Last updated: Sat 4 Apr 2015, 12:43 AM

Contrary to federal Defence Minister A K Antony’s assertion, India has backtracked on the law under which two Italian marines were sought to be prosecuted for allegedly killing two Indian fishermen off the Kerala coast. New Delhi has dropped the plan to prosecute the sailors under the tough anti-piracy law, said a government lawyer on Monday.

While Antony had told reporters in Cochin on Sunday that the Indian law would take its own course in the case, the federal government informed the Supreme Court on Monday that the stringent SUA (Suppression of Unlawful Acts against the Safety of Maritime Navigation) Act that usually carries death penalty would not be imposed on the two marines.

A division bench of the apex court headed by Justice B S Chouhan did not consider Kerala government’s objection against dropping the stringent anti-piracy law.
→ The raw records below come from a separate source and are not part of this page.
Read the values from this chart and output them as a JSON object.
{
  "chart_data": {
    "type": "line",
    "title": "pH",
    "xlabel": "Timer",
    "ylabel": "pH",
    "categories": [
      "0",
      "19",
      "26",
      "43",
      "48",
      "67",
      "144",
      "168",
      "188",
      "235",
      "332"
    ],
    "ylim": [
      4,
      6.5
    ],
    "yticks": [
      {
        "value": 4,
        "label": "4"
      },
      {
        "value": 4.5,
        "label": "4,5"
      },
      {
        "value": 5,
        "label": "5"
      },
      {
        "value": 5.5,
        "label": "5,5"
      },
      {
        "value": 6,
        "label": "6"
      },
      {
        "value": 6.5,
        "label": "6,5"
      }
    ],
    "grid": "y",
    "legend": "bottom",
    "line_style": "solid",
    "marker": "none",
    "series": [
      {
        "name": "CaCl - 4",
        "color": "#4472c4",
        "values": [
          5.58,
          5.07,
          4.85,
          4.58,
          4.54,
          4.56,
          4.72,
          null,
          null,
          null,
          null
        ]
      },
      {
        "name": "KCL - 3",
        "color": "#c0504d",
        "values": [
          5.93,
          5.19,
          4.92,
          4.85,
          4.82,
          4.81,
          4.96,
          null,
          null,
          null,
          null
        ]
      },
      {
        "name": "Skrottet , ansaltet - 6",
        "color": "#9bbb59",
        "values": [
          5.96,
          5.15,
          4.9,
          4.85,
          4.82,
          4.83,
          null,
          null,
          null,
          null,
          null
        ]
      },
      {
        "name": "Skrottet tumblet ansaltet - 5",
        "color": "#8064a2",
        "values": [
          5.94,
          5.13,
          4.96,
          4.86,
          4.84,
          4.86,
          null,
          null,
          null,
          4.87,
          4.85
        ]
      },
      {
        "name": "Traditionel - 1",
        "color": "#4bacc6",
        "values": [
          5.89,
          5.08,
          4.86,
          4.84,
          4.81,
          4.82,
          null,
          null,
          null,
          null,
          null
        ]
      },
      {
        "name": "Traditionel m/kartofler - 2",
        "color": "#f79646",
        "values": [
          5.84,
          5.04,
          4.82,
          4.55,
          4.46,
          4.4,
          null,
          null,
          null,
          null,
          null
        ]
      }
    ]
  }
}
At the same time the bench has posted the Italian plea for closure of the case for hearing after two weeks.

The Italian government has sought the closure of the case arguing that the National Investigation Agency (NIA) that investigated the case had no jurisdiction to probe the case without SUA. The Supreme Court said it would examine if NIA or some other agency will handle the probe.

The family members of the two fishermen Ajesh Binki and Gelastine who were shot dead by the marines Massimiliano Latorre and Salvatore Girone while guarding the oil tanker Enrica Lexi feel that the government of India had diluted the case due to international pressure.

There were reports that the External Affairs Ministry had urged the Law Ministry to drop the anti-piracy law after the European Union and NATO intervened in favour of Italy. The Law Ministry subsequently concurred with the External Affairs Ministry plea.

Attorney General G E Vahanvati, who appeared in the case on Monday, told the apex court that the federal government had accepted the Law Minister’s view. The government said that the sailors would not face the death penalty, which the anti-piracy law usually carries.

“We want to delete the anti-piracy clause,” Vahanvati said.

However, he opposed the Italian plea challenging the NIA jurisdiction saying that the agency could probe any case on the direction of the court.

Apart from SUA, the NIA has slapped charges under Sections 302 (murder), 307 (attempt to murder), 427 (mischief), with Section 34 (common intent) of the Indian Penal Code (IPC) against the two marines in the first information report they have filed in the special court.

The high profile case, investigated initially by the Kerala police, was handed over to the NIA after the apex court ruled out the state’s jurisdiction to prosecute the marines.

The Italian government from the beginning has been challenging even the Indian jurisdiction saying that the incident had taken place in international waters.

The National Fish Workers Forum has condemned the government decision to drop the charges under SUA in the case. A statement issued by forum national president T Peter here accused the government of bowing before Italy. He warned that the federal government’s failure to protect the lives of the fishermen would reflect in the coming elections.